The record-breaking heat up here at The Ranch and throughout California has me wishing our underground root cellar/wine storage/hangout zone/ always-cool room were already built. I’d be down there right now. (Of course, it doesn’t really have to be underground- just covered by the insulating power of 3 feet of earth or built of thick walls of straw or clay or stone).
So until that happens, I stay cool by drinking ice-tea sweetened with mint from the garden and lie down to read a new book in the shade of the tree I planted a few years ago when I moved to this once-barren corner of The Ranch.
I’m grateful for that tree and its intrinsic ability to cast shade and cool the environment around it. It can’t help but do that – it’s its nature.
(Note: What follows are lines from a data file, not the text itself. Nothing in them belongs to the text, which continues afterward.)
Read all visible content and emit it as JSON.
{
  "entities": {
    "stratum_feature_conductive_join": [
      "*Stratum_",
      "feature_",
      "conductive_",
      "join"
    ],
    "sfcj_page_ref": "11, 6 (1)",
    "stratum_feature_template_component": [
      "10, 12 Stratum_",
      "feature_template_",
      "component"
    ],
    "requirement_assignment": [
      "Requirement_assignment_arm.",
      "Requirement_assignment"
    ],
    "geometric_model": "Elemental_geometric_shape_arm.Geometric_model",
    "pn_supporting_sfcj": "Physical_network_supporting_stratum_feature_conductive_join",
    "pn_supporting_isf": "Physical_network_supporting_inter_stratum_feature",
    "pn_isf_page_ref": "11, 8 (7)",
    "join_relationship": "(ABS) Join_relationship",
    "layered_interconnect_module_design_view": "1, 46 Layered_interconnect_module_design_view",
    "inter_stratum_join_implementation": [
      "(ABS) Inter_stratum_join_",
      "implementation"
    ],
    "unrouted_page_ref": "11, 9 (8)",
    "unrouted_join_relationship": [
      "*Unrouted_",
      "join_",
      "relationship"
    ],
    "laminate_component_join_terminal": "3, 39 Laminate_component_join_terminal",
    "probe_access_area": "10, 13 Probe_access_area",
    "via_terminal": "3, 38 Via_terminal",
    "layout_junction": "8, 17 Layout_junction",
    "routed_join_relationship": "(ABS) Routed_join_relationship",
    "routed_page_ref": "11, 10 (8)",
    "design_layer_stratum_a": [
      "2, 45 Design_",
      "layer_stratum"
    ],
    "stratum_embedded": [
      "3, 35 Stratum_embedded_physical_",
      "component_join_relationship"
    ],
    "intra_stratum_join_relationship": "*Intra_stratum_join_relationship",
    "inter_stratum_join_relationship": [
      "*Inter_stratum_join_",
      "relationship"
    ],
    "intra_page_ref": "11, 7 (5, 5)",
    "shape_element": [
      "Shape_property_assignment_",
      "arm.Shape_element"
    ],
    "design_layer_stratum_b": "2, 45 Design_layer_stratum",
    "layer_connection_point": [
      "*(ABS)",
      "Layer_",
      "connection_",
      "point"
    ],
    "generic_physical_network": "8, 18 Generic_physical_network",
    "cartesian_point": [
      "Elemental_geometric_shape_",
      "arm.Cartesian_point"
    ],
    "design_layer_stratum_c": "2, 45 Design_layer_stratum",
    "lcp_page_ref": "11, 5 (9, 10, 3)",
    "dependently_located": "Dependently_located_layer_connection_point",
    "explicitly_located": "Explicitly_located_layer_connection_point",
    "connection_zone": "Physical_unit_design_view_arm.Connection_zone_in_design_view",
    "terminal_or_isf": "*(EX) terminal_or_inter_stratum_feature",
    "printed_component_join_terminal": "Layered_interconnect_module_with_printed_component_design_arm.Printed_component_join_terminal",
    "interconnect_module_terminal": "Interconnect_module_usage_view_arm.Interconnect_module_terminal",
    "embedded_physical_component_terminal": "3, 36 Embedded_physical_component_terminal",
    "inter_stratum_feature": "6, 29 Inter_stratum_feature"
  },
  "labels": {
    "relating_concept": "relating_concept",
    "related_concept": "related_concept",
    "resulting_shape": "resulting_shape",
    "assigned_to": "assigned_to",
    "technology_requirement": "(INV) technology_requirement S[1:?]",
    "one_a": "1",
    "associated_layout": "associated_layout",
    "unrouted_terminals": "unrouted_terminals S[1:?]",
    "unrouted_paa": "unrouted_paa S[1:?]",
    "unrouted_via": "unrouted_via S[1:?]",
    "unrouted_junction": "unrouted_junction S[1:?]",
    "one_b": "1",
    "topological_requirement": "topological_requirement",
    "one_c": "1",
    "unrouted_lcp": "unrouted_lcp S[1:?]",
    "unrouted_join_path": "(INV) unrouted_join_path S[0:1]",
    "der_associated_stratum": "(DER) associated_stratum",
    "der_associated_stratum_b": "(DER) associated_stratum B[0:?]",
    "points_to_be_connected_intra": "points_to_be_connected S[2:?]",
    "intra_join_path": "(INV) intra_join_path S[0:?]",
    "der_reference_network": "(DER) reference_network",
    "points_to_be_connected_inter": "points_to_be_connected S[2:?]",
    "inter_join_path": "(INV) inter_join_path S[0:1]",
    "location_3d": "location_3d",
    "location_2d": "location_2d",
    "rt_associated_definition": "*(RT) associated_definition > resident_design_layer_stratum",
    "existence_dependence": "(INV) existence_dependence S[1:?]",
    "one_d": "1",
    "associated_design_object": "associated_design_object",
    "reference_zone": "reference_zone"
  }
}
I find that appreciation to be a similar theme running through the new book I’m reading, “Hope Beneath Our Feet: Restoring Our Place in the Natural World”. It’s a collection of essays from luminaries in the environmental movement, including Larry Santoyo, that address the question “If our world is facing an imminent environmental catastrophe, how do I live my life right now?
And while each of the many authors has their unique and beautiful take on the question, it seems that it comes down to this: let us cherish and protect what we love about our world now. Wherever we live, city, country, apartment or house, we each can find a way to act upon and honor this and that will give us the power to continue.
I find that learning permaculture design has helped me to do that. By understanding that everything is a potential resource, I allow myself to see more possibilities and probabilities for designing and caring for the systems, natural and constructed, around me and to play with them. That gives me hope.
Being involved in the design courses for over 10 years and watching the students who have taken them also gives me hope, as I know now that there are plenty of people out there whose care is leading them to seek the tools that can help them effect the greatest change with the resources at hand.
If you need an inspirational lift for dealing with the world’s challenges, then do go ahead and read this book. If you want to learn a process for meeting those challenges, then study permaculture. There’s still time to register for EarthFlow’s LA permaculture class series beginning Oct 2 & 3 and for the two week intensive San Luis Obispo permaculture class that begins Oct. 17 .
As Larry reminds his students, “We have everything we need for a sustainable future now.” Truly, we don’t need to wait for anyone or anything. It’s just a matter of choosing- agreeing- to make the changes necessary.
Feeling hot? Plant a tree, grow some cooling mint for your ice tea and then come help me build my earth-sheltered coolroom. Restoring our place in the natural world is the greatest challenge and most hopeful thing that we can do now to adapt and advance.